Sunday 21 January 2024

Macbeth at the Donmar, or, "Have you really paid £65 to see a radio play?"

Note: This is a review of the matinee on Saturday 13th January 2024.

When it was announced that audience members would have to wear headphones for the duration of this show I strongly considered not booking. The only thing that changed my mind, apart from my completionist tendencies, was the presence in the cast of David Tennant. He gives a fine performance. Indeed, the acting and verse speaking is strong across the company. Unfortunately this is not enough to transcend the fundamentally flawed concept, and dull staging.

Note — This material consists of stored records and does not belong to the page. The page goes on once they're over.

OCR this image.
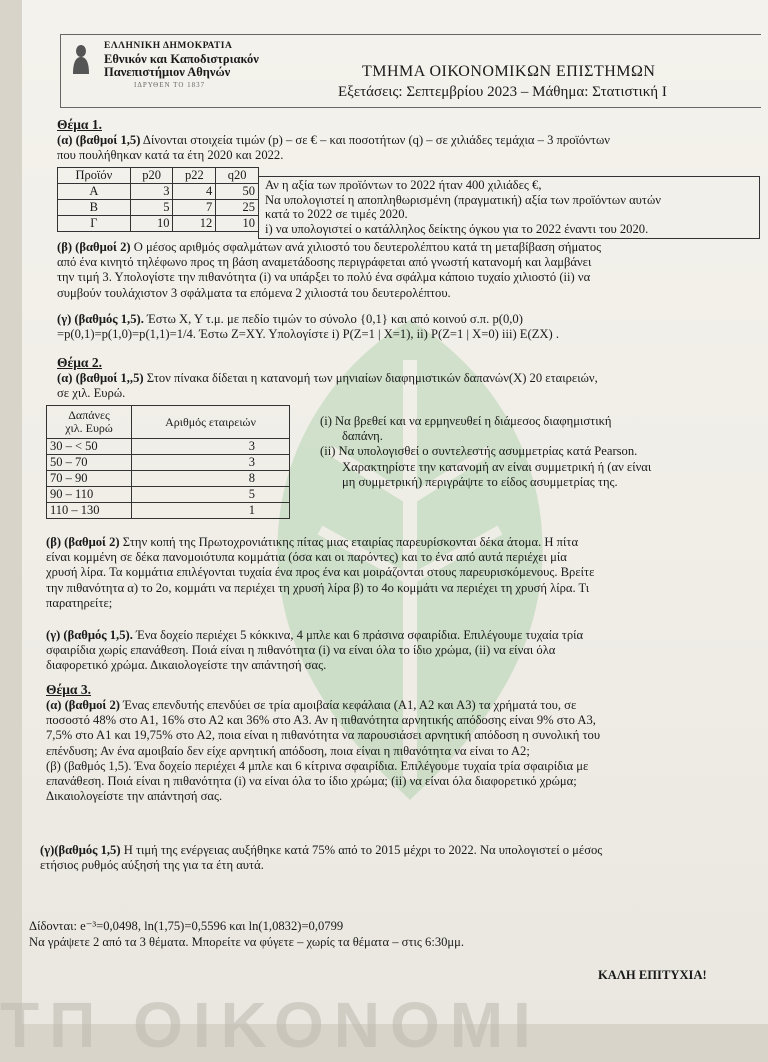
ΕΛΛΗΝΙΚΗ ΔΗΜΟΚΡΑΤΙΑ
Εθνικόν και Καποδιστριακόν
Πανεπιστήμιον Αθηνών
ΙΔΡΥΘΕΝ ΤΟ 1837
ΤΜΗΜΑ ΟΙΚΟΝΟΜΙΚΩΝ ΕΠΙΣΤΗΜΩΝ
Εξετάσεις: Σεπτεμβρίου 2023 – Μάθημα: Στατιστική Ι
Θέμα 1.
(α) (βαθμοί 1,5) Δίνονται στοιχεία τιμών (p) – σε € – και ποσοτήτων (q) – σε χιλιάδες τεμάχια – 3 προϊόντων
που πουλήθηκαν κατά τα έτη 2020 και 2022.
Προϊόν	p20	p22	q20
Α	3	4	50
Β	5	7	25
Γ	10	12	10
Αν η αξία των προϊόντων το 2022 ήταν 400 χιλιάδες €,
Να υπολογιστεί η αποπληθωρισμένη (πραγματική) αξία των προϊόντων αυτών
κατά το 2022 σε τιμές 2020.
i) να υπολογιστεί ο κατάλληλος δείκτης όγκου για το 2022 έναντι του 2020.
(β) (βαθμοί 2) Ο μέσος αριθμός σφαλμάτων ανά χιλιοστό του δευτερολέπτου κατά τη μεταβίβαση σήματος
από ένα κινητό τηλέφωνο προς τη βάση αναμετάδοσης περιγράφεται από γνωστή κατανομή και λαμβάνει
την τιμή 3. Υπολογίστε την πιθανότητα (i) να υπάρξει το πολύ ένα σφάλμα κάποιο τυχαίο χιλιοστό (ii) να
συμβούν τουλάχιστον 3 σφάλματα τα επόμενα 2 χιλιοστά του δευτερολέπτου.
(γ) (βαθμός 1,5). Έστω Χ, Υ τ.μ. με πεδίο τιμών το σύνολο {0,1} και από κοινού σ.π. p(0,0)
=p(0,1)=p(1,0)=p(1,1)=1/4. Έστω Ζ=ΧΥ. Υπολογίστε i) P(Z=1 | X=1), ii) P(Z=1 | X=0) iii) E(ZX) .
Θέμα 2.
(α) (βαθμοί 1,,5) Στον πίνακα δίδεται η κατανομή των μηνιαίων διαφημιστικών δαπανών(Χ) 20 εταιρειών,
σε χιλ. Ευρώ.
Δαπάνες
χιλ. Ευρώ	Αριθμός εταιρειών
30 – < 50	3
50 – 70	3
70 – 90	8
90 – 110	5
110 – 130	1
(i) Να βρεθεί και να ερμηνευθεί η διάμεσος διαφημιστική
δαπάνη.
(ii) Να υπολογισθεί ο συντελεστής ασυμμετρίας κατά Pearson.
Χαρακτηρίστε την κατανομή αν είναι συμμετρική ή (αν είναι
μη συμμετρική) περιγράψτε το είδος ασυμμετρίας της.
(β) (βαθμοί 2) Στην κοπή της Πρωτοχρονιάτικης πίτας μιας εταιρίας παρευρίσκονται δέκα άτομα. Η πίτα
είναι κομμένη σε δέκα πανομοιότυπα κομμάτια (όσα και οι παρόντες) και το ένα από αυτά περιέχει μία
χρυσή λίρα. Τα κομμάτια επιλέγονται τυχαία ένα προς ένα και μοιράζονται στους παρευρισκόμενους. Βρείτε
την πιθανότητα α) το 2ο, κομμάτι να περιέχει τη χρυσή λίρα β) το 4ο κομμάτι να περιέχει τη χρυσή λίρα. Τι
παρατηρείτε;
(γ) (βαθμός 1,5). Ένα δοχείο περιέχει 5 κόκκινα, 4 μπλε και 6 πράσινα σφαιρίδια. Επιλέγουμε τυχαία τρία
σφαιρίδια χωρίς επανάθεση. Ποιά είναι η πιθανότητα (i) να είναι όλα το ίδιο χρώμα, (ii) να είναι όλα
διαφορετικό χρώμα. Δικαιολογείστε την απάντησή σας.
Θέμα 3.
(α) (βαθμοί 2) Ένας επενδυτής επενδύει σε τρία αμοιβαία κεφάλαια (Α1, Α2 και Α3) τα χρήματά του, σε
ποσοστό 48% στο Α1, 16% στο Α2 και 36% στο Α3. Αν η πιθανότητα αρνητικής απόδοσης είναι 9% στο Α3,
7,5% στο Α1 και 19,75% στο Α2, ποια είναι η πιθανότητα να παρουσιάσει αρνητική απόδοση η συνολική του
επένδυση; Αν ένα αμοιβαίο δεν είχε αρνητική απόδοση, ποια είναι η πιθανότητα να είναι το Α2;
(β) (βαθμός 1,5). Ένα δοχείο περιέχει 4 μπλε και 6 κίτρινα σφαιρίδια. Επιλέγουμε τυχαία τρία σφαιρίδια με
επανάθεση. Ποιά είναι η πιθανότητα (i) να είναι όλα το ίδιο χρώμα; (ii) να είναι όλα διαφορετικό χρώμα;
Δικαιολογείστε την απάντησή σας.
(γ)(βαθμός 1,5) Η τιμή της ενέργειας αυξήθηκε κατά 75% από το 2015 μέχρι το 2022. Να υπολογιστεί ο μέσος
ετήσιος ρυθμός αύξησή της για τα έτη αυτά.
Δίδονται: e⁻³=0,0498, ln(1,75)=0,5596 και ln(1,0832)=0,0799
Να γράψετε 2 από τα 3 θέματα. Μπορείτε να φύγετε – χωρίς τα θέματα – στις 6:30μμ.
ΚΑΛΗ ΕΠΙΤΥΧΙΑ!
ΤΠ ΟΙΚΟΝΟΜΙ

That central concept is the aforementioned requirement that we all wear headphones so that a soundscape can be overlaid on the actors speech. Some evidently find this makes for a more intimate theatrical experience. I found the opposite. Although the audio does have dynamic range it isn't the same as the spoken dynamic range that a small space like the Donmar conjures without artificial aid. The effect is especially jarring when the accompanying soundscape is minimal and you just have performers talking, and even more so if you're a Donmar regular as I am, looking down at an ensemble you would usually be listening to without effort and feeling, because of the headphones that while they are physically right in front of you, their voices feel both overly close and oddly removed. I would also say that overall I found the audio sound too loud, though I gradually got used to it as the afternoon wore on (there did not appear to be any mechanism to adjust it). It fundamentally feels to me a waste to inflict this barrier on Shakespearean verse speaking of the calibre an actor like Tennant posssesses.